SQL performance tuning and query optimisation

1. Figure out what and why you need to optimise.

2. Specify the fields that are needed instead of *

Instead of

select 
*
from table_name

Use

select 
col_1,col_2...
from table_name


3. If you are using cross join and where filter, instead use inner join.

Instead of

select 
*
from table_1 a,table_2 b
where a.id=b.id

Use

select 
col_1,col_2...
from table_1 a
inner join table_2 b on a.id=b.id


4. Create indexes to run queries with filters and aggregations faster.

If few set of columns are used regularly as filter or in join columns then create index in them.

create index index_name
on table_name (col_1,col2..)

Note that using indexes on production write tables might hamper you write response time.

5. When creating complex queries always try and modularise your code into multiple CTE.

This would help you optimise individual logical parts and also narrow down the issues quickly when debugging.

with sample_cte as 
(
    select 
    col_1,col2,sum(value) as sum_value
    from test_table
    group by 1,2
)
,
sample_cte_2 as 
(
    select 
    col_1,col2,sum(value) as sum_value
    from test_table
    group by 1,2
)
select 
*
from sample_cte a
inner join sample_cte_2 b on a.col_1=b.col_2

6. Avoid using computation heavy view which are run frequently and turn them into a table.

7. Make the very primary table without any duplicates, so that you never have to use select distinct ... from .... or select col_1,col_2 ... from .... group by 1,2 type of statements.
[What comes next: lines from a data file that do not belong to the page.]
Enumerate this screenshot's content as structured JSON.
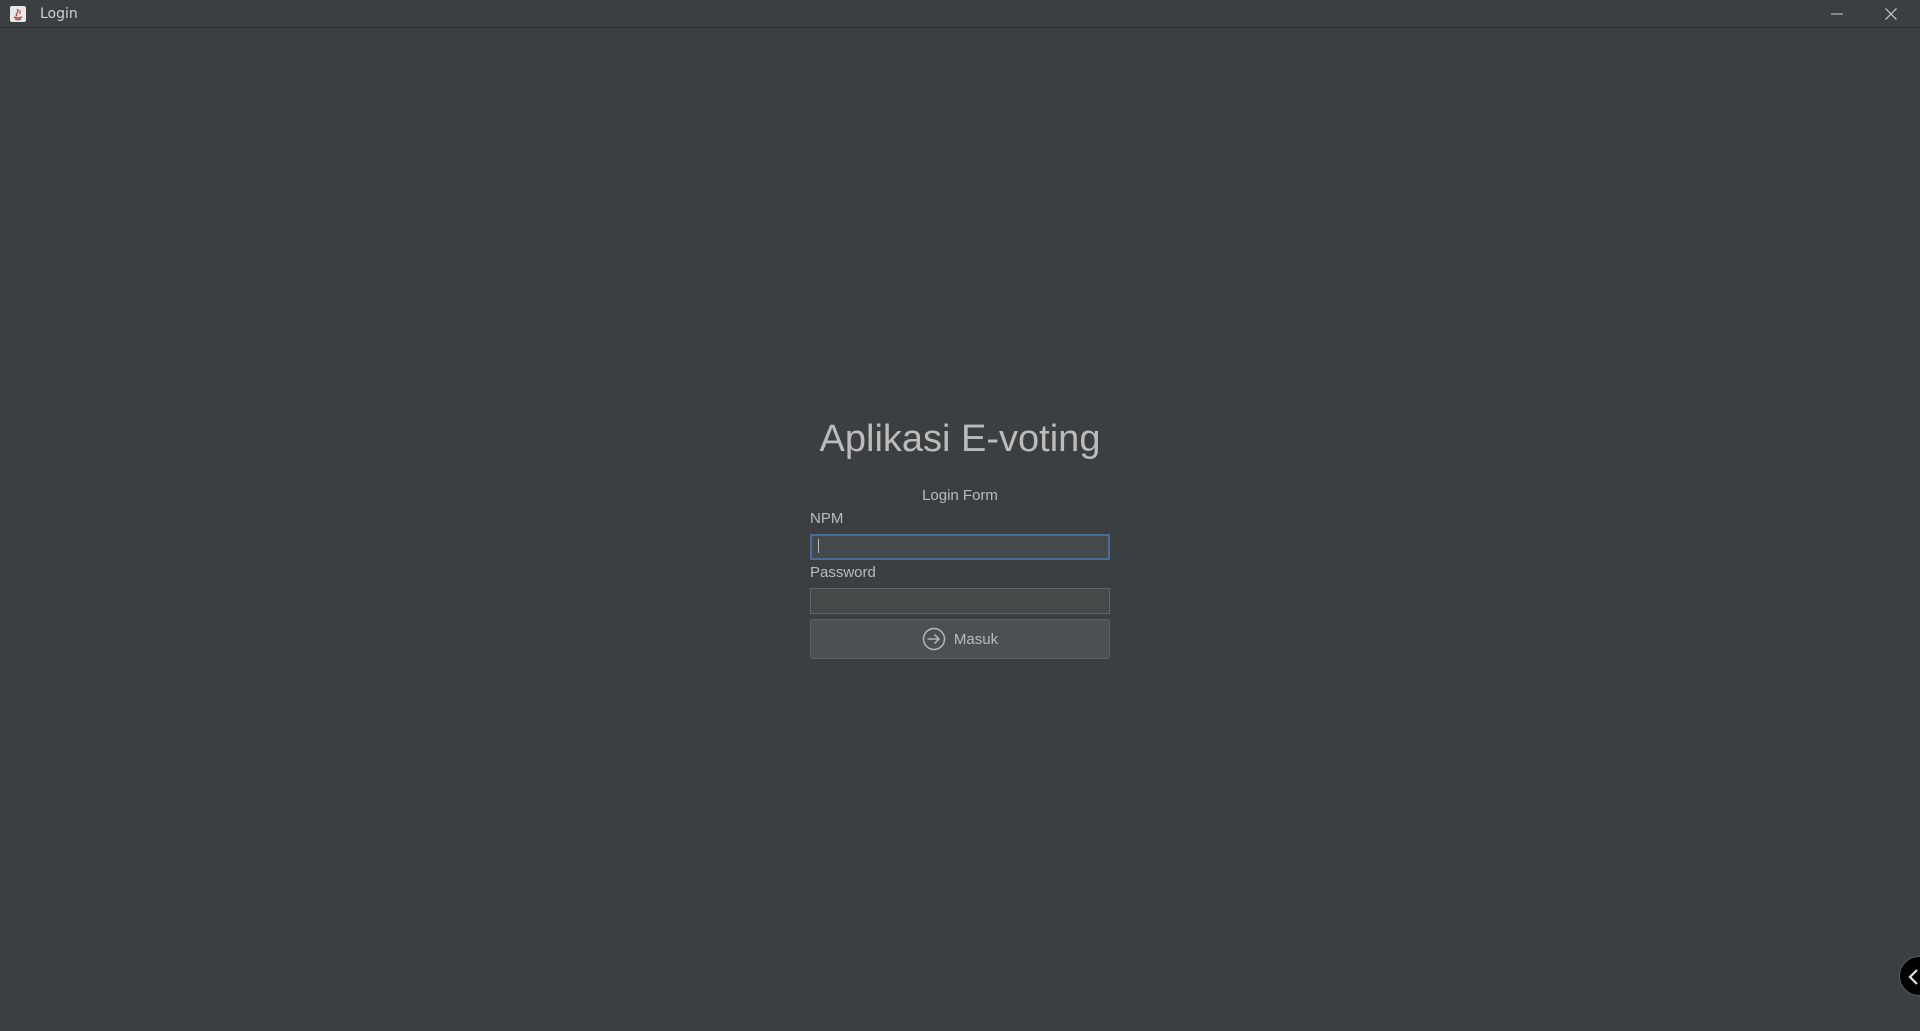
{
  "window": {
    "title": "Login",
    "app_icon": "java-icon",
    "controls": [
      "minimize-icon",
      "close-icon"
    ]
  },
  "main": {
    "app_title": "Aplikasi E-voting",
    "form_title": "Login Form",
    "npm": {
      "label": "NPM",
      "value": "",
      "placeholder": ""
    },
    "password": {
      "label": "Password",
      "value": "",
      "placeholder": ""
    },
    "submit": {
      "label": "Masuk",
      "icon": "sign-in-icon"
    }
  },
  "overlay": {
    "handle_icon": "chevron-left-icon"
  },
  "colors": {
    "background": "#3c3f41",
    "text": "#bbbbbb",
    "focus_border": "#466d94",
    "field_background": "#45494a",
    "button_background": "#4c5052"
  }
}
8. Avoid joins based on string columns rather use integer columns to join e.g. id columns.

9. If you joining based on datetime or date columns, store another column as the unix_epoch of the datetime/date column.

select 
date_part('epoch',current_date) 
;
1680134400


10. Use EXPLAIN ANALYZE to time and analyse various version of you code.

11. If data allows, set you tables to incremental update rather than truncate and load.

12. If odering does not matter, don't use oder by clause.

13. Maintain and update documentation of tables, views, procedure and data pipelines.

14. Do regular catch up with peers and have a healthy knowledge sharing environment where everyone knows a common most optimised way of quering a particular data point.